Santé / Prévention : Un manuel pour rester vigilant sur les effets nocifs des médicaments

Pour mieux mettre les patients à l’abri des effets indésirables des médicaments, la revue Prescrire édite un petit manuel de pharmacovigilance accessible gratuitement en ligne. Environ 20.000 patients âgés ou invalides décèdent d’effets indésirables des médicaments chaque année en France à l’hôpital, souligne la revue.

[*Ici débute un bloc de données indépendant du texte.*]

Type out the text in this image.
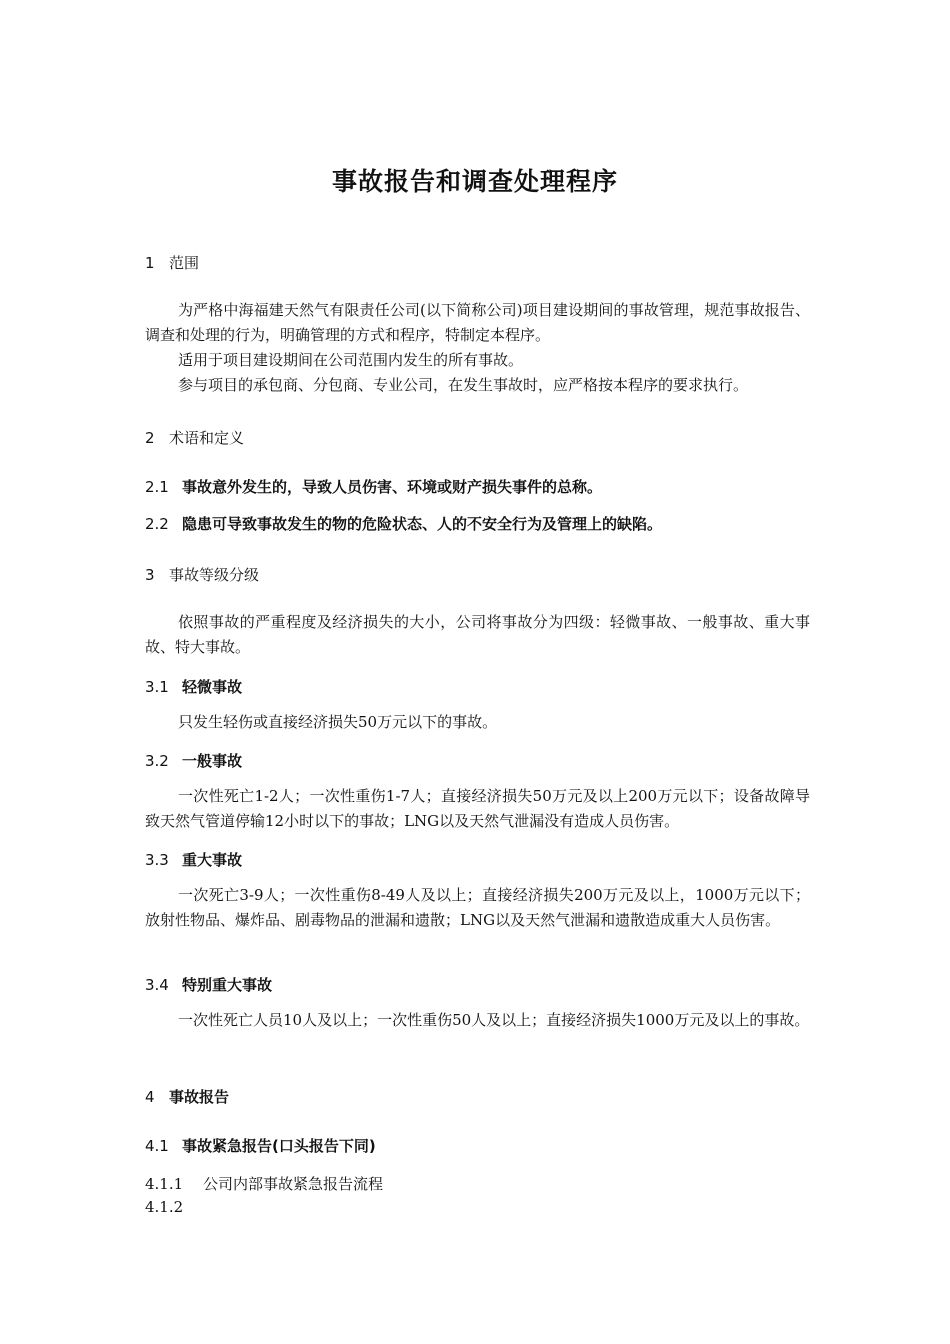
事故报告和调查处理程序
1 范围

为严格中海福建天然气有限责任公司(以下简称公司)项目建设期间的事故管理，规范事故报告、调查和处理的行为，明确管理的方式和程序，特制定本程序。

适用于项目建设期间在公司范围内发生的所有事故。

参与项目的承包商、分包商、专业公司，在发生事故时，应严格按本程序的要求执行。

2 术语和定义
2.1 事故意外发生的，导致人员伤害、环境或财产损失事件的总称。
2.2 隐患可导致事故发生的物的危险状态、人的不安全行为及管理上的缺陷。
3 事故等级分级

依照事故的严重程度及经济损失的大小，公司将事故分为四级：轻微事故、一般事故、重大事故、特大事故。

3.1 轻微事故

只发生轻伤或直接经济损失50万元以下的事故。

3.2 一般事故

一次性死亡1-2人；一次性重伤1-7人；直接经济损失50万元及以上200万元以下；设备故障导致天然气管道停输12小时以下的事故；LNG以及天然气泄漏没有造成人员伤害。

3.3 重大事故

一次死亡3-9人；一次性重伤8-49人及以上；直接经济损失200万元及以上，1000万元以下；放射性物品、爆炸品、剧毒物品的泄漏和遗散；LNG以及天然气泄漏和遗散造成重大人员伤害。

3.4 特别重大事故

一次性死亡人员10人及以上；一次性重伤50人及以上；直接经济损失1000万元及以上的事故。

4 事故报告
4.1 事故紧急报告(口头报告下同)
4.1.1 公司内部事故紧急报告流程
4.1.2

Le désastre du Médiator est en partie la conséquence désastreuse de l’insuffisance de la formation des soignants dans ce domaine, explique Prescrire (www.prescrire.org) en diffusant cet outil de formation (79 pages, 7 euros frais de port compris en version papier). D’autres affaires, comme celle de l’anti-inflammatoire Vioxx, rappellent la nécessité pour les professionnels de santé de se tourner vers des sources d’information, indépendantes de l’industrie, pour « d’abord ne pas nuire » aux patients.

Ce « b.a.-ba » sur les médicaments, sans être exhaustif, aborde divers groupes de médicaments courants (psychotropes, antibiotiques, anticancéreux, médicaments cardiovasculaires contre l’hypertension ou les graisses du sang, etc.) et les précautions à prendre. Dans tous les cas, la balance bénéfice/risques doit être prise en compte, et dans ce cadre, la revue conseille la prudence concernant les médicaments récents, en pointant leur prescription « souvent massive », « largement influencée par la promotion des firmes ».

Aux Etats-Unis, 20M de patients ont pris au moins un des cinq médicaments retirés du marché entre septembre 1997 et septembre 1998, selon une étude. En France, 500.000 patients environ ont été traités pour excès de cholestérol, par la cérivastatine (ex-Cholsat, ex-Staltor), retirée du marche en raison de complications mortelles.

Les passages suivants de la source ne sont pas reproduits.